Du poison dans l’humanisme…

Personne n’est irréprochable. Mais certains ont moins que d’autres à se faire pardonner.

J’ai bien conscience qu’en approuvant la charge de Fabien Roussel contre Jean-Luc Mélenchon (JLM), je sors de mon canal de réflexion politique, comme on quitte son couloir de nage. J’apprécie, comme citoyen engagé, le fait que ce responsable communiste ait énoncé cette double évidence : que la gauche écologiste, socialiste et communiste devrait se séparer absolument de LFI, et que Jean-Luc Mélenchon serait le pire candidat de second tour, en 2027, face au Rassemblement national.

Est-il permis de s’interroger à ce sujet ? Malgré les apparences, n’y aurait-il pas chez JLM une volonté obscure et, pour tout dire, suicidaire, de précipiter les forces dites progressistes dans un naufrage, plutôt que d’avoir la sagesse de se retirer afin de leur laisser une chance ?

Je comprendrais très bien qu’on n’attachât pas la moindre importance à mon opinion puisque, n’exprimant que ma seule liberté d’analyse personnelle, elle n’a pas vocation à prétendre à la généralité.

Ce schéma de pensée est applicable à des enjeux bien plus fondamentaux, à des problématiques capitales qui relèvent de la morale publique, du vivre-ensemble, de l’humanité et de l’humanisme le plus pur. Mais c’est précisément dans cette matière si délicate et vouée à l’universalité que je considère que le poison s’est installé dans l’humanisme pour le gangrener.
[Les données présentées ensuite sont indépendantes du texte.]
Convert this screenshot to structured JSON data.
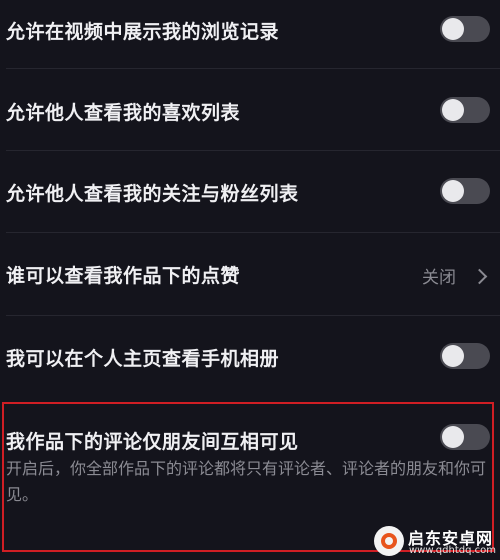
{
  "settings": {
    "rows": [
      {
        "label": "允许在视频中展示我的浏览记录",
        "toggle_on": false
      },
      {
        "label": "允许他人查看我的喜欢列表",
        "toggle_on": false
      },
      {
        "label": "允许他人查看我的关注与粉丝列表",
        "toggle_on": false
      },
      {
        "label": "谁可以查看我作品下的点赞",
        "value": "关闭"
      },
      {
        "label": "我可以在个人主页查看手机相册",
        "toggle_on": false
      },
      {
        "label": "我作品下的评论仅朋友间互相可见",
        "toggle_on": false,
        "description": "开启后，你全部作品下的评论都将只有评论者、评论者的朋友和你可见。"
      }
    ]
  },
  "watermark": {
    "title": "启东安卓网",
    "url": "www.qdhtdq.com"
  },
  "colors": {
    "background": "#14141c",
    "toggle_track_off": "#4a4a52",
    "toggle_knob": "#e9e9ec",
    "highlight_border": "#d01e24"
  }
}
Au point d’empêcher la communauté nationale de se rassembler, comme un seul homme, autour, par exemple, de la lutte contre le racisme.
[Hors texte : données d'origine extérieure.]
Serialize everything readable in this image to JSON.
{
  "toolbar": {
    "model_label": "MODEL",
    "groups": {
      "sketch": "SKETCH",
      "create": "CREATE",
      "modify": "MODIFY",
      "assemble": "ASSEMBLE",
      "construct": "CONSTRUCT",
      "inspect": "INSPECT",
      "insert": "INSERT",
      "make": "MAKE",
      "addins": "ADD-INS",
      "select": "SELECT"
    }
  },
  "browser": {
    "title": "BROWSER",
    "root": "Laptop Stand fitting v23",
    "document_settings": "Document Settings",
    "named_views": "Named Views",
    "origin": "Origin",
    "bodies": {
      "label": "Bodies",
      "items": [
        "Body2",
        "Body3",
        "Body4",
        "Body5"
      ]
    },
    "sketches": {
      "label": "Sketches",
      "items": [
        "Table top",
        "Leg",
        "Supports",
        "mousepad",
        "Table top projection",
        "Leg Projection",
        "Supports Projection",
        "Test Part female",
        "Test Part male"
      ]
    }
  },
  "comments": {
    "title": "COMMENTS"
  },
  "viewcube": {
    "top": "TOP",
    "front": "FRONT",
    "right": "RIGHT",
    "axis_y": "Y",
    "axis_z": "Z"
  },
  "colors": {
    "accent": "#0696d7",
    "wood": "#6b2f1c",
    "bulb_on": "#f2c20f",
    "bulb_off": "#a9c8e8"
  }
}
Ce billet m’a été inspiré par un article de Louise Couvelaire dans Le Monde, qui annonce « l’espoir d’un retour de la lutte antiraciste dans le débat public », en se fondant notamment sur la manifestation de Saint-Denis, qui aurait réuni environ 6 000 personnes.

Cet espoir, cet éventuel retour seraient plausibles s’ils ne résultaient pas d’une entreprise idéologique et partisane menée par des responsables loin d’être irréprochables sur les plans humain et politique. Cette cause à vocation universelle est ainsi confisquée par des citoyens engagés, avec des finalités tout autres que celles d’une unité humaniste, et des mots d’ordre tels que « résistance », qui montrent bien que l’ennemi est davantage la droite, voire la droite radicale, que le fléau du racisme.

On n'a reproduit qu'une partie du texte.